2. Incubation period: From 15 to 60 days.
3. Clinical features, natural history, and prognosis: In the majority of patients (up to 80%) HEV infection is asymptomatic. Manifestations of symptomatic HEV infection are as in other types of acute viral hepatitis. Jaundice is more common in patients with HEV genotype 1 or 2 infection. Cholestatic disease may occur. Overt acute hepatitis caused by HEV genotype 1 or 2 infection in endemic regions is most common in young adults (15-35 years), 2 to 5 times more frequent in men, and associated with estimated mortality rates of 0.2% to 4% (up to ~10% in children <2 years and 10%-25% in pregnant women due to obstetric complications and fulminant liver failure). In middle-aged and elderly men, acute infections with HEV genotype 3 or 4 are usually symptomatic, mild, and only rarely fatal. The antibodies that develop after HEV clearance are nonprotective and reinfections can occur. Chronic infections (only in the case of HEV genotype 3) may occur, particularly in immunosuppressed patients.
Laboratory test results are the same as in other types of acute viral hepatitis. Diagnosis is usually based on the detection of serum anti-HEV antibodies (IgM antibodies appear in the prodromal period and are then replaced by IgG antibodies). The most reliable finding for hepatitis E is a positive serum HEV RNA test result, especially in immunocompromised patients (fecal tests are also performed but access is limited). Chronic infection is diagnosed in patients with serum HEV RNA persisting >3 months.
Differential diagnosis is as in hepatitis A.
Treatment, monitoring, and effects on daily activities are as in hepatitis A. Probably the most common diagnostic omission is classification of liver disease caused by HEV infection as drug-induced.
Most cases of acute HEV infection are self-limiting and do not require antiviral therapy. In patients with severe acute HEV or acute-on-chronic liver failure, the use of ribavirin may be considered for 3 months. In addition, patients with primary liver disease infected with HEV genotype 3 and those receiving immunosuppressive drugs in doses that cannot be reduced or in whom dose reduction is ineffective may consider ribavirin 600 to 800 mg/d for ≥3 months as monotherapy or in combination with peginterferon alpha.

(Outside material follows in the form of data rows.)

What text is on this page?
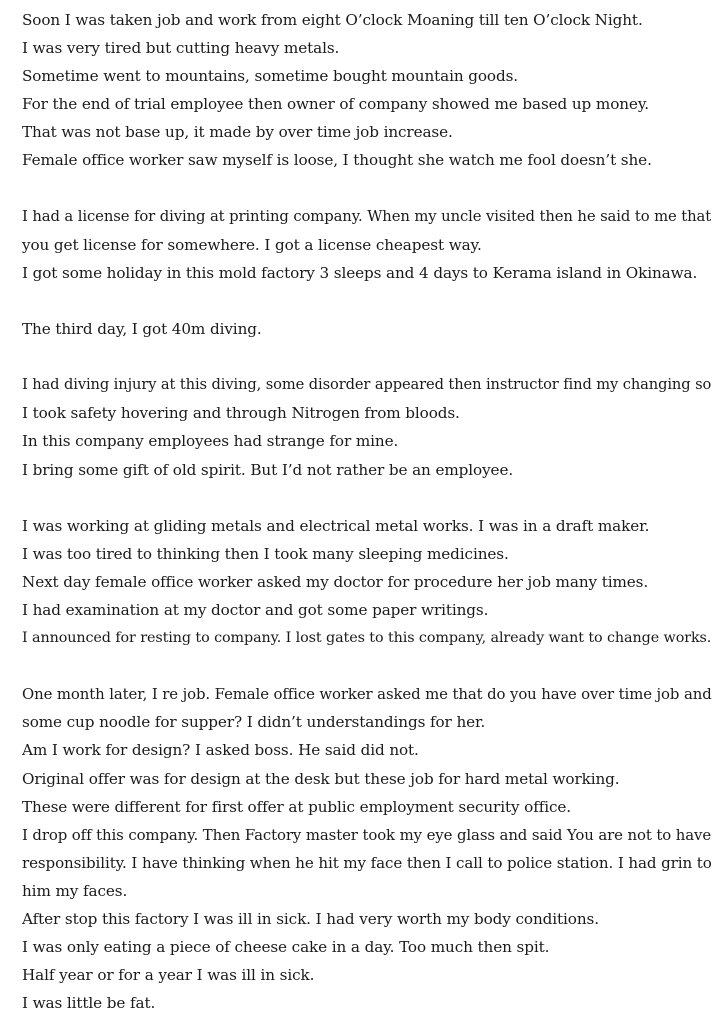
Soon I was taken job and work from eight O’clock Moaning till ten O’clock Night.
I was very tired but cutting heavy metals.
Sometime went to mountains, sometime bought mountain goods.
For the end of trial employee then owner of company showed me based up money.
That was not base up, it made by over time job increase.
Female office worker saw myself is loose, I thought she watch me fool doesn’t she.
I had a license for diving at printing company. When my uncle visited then he said to me that
you get license for somewhere. I got a license cheapest way.
I got some holiday in this mold factory 3 sleeps and 4 days to Kerama island in Okinawa.
The third day, I got 40m diving.
I had diving injury at this diving, some disorder appeared then instructor find my changing so
I took safety hovering and through Nitrogen from bloods.
In this company employees had strange for mine.
I bring some gift of old spirit. But I’d not rather be an employee.
I was working at gliding metals and electrical metal works. I was in a draft maker.
I was too tired to thinking then I took many sleeping medicines.
Next day female office worker asked my doctor for procedure her job many times.
I had examination at my doctor and got some paper writings.
I announced for resting to company. I lost gates to this company, already want to change works.
One month later, I re job. Female office worker asked me that do you have over time job and
some cup noodle for supper? I didn’t understandings for her.
Am I work for design? I asked boss. He said did not.
Original offer was for design at the desk but these job for hard metal working.
These were different for first offer at public employment security office.
I drop off this company. Then Factory master took my eye glass and said You are not to have
responsibility. I have thinking when he hit my face then I call to police station. I had grin to
him my faces.
After stop this factory I was ill in sick. I had very worth my body conditions.
I was only eating a piece of cheese cake in a day. Too much then spit.
Half year or for a year I was ill in sick.
I was little be fat.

Arthritis, aplastic anemia, mesangioproliferative or membranous glomerulonephritis, pancreatitis, peripheral neuropathies, polyradiculopathies, Guillain-Barré syndrome, ataxia, and Bell palsy. These manifestations may be the dominant clinical features and may not be attributed to HEV infection.
1. In endemic regions improvement of hygiene standards, including water supply, is necessary. In developed countries preventive measures include appropriate disposal of sewage from animal farms, thermal processing of pork at 71 degrees Celsius for ≥20 minutes, and avoiding consumption of raw shellfish by immunocompromised persons. Hepatitis E vaccine against genotype 4 HEV is approved in China but does not provide immunity.
2. Disease reporting is subject to local regulations.